“A lot of bones have been broken here. A lot. Broken bones in the feet, the hands, the shoulders, collarbones definitely, hips, skull fractures, broken necks. I don’t know if it’s broken every bone in the human body, but a lot of bones have been broken here.”
I’m in St Moritz, home to the FIS Alpine Ski World Championships in 2017, talking to Gary Lowe. Gary, who’s wearing a spectacular pair of red trousers, is the new Secretary of the St Moritz Tobogganing Club (the SMTC). Sat together in the confines of the empty clubhouse bar, he’s reeling off the various bones the Cresta Run (aka the Cresta) has claimed like they’re items on a particularly morbid shopping list. The season hasn’t got under way just yet, so the clubhouse isn’t officially up and running, but Gary has kindly offered me the chance to take an exclusive access-all-areas tour anyway.

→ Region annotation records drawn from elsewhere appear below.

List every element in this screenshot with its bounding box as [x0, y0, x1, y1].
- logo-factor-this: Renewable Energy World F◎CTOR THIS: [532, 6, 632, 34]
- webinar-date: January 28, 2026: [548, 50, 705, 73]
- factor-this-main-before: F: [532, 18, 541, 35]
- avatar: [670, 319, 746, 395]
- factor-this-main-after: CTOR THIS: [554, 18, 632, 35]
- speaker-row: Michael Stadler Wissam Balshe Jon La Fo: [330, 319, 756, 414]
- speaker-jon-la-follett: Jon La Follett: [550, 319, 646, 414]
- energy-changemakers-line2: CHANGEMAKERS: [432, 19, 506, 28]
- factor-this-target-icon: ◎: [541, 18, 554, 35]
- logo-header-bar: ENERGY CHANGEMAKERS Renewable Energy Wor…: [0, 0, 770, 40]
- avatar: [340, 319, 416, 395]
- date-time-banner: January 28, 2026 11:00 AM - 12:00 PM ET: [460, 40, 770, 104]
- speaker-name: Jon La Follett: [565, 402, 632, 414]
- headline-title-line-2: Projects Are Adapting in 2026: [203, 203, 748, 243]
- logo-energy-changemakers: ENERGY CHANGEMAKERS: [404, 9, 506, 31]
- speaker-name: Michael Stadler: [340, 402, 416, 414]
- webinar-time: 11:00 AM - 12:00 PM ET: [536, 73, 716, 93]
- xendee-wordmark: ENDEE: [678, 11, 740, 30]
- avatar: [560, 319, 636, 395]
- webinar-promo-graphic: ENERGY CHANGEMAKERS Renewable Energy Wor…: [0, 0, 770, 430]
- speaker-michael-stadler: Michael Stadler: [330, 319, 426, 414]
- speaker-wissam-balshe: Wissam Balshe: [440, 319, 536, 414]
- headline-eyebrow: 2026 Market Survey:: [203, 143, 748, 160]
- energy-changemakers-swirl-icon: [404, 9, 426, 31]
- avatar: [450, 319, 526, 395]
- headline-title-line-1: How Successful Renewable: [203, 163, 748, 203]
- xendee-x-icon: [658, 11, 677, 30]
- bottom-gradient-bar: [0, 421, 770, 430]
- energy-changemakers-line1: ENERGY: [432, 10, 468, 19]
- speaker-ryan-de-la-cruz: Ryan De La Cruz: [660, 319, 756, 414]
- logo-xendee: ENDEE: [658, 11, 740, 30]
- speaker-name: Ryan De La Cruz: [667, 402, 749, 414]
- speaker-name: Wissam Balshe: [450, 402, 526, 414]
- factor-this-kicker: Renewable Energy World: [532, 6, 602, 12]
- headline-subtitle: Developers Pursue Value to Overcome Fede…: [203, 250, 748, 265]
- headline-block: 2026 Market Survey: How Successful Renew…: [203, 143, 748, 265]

“People do get addicted to it…”
“I was hit in the back of the leg a few years ago by my toboggan and let me tell you – that hurts. I was on crutches for some time after that. I’ve had the odd broken finger, stitches in the eyelids, stitches in the eye. I’ve had long thoracic nerve damage, and radial nerve damage. These injuries were the bad results of two unlucky crashes,” he tells me, when I ask him what wounds he’s suffered over the course of his 700 rides down the Cresta.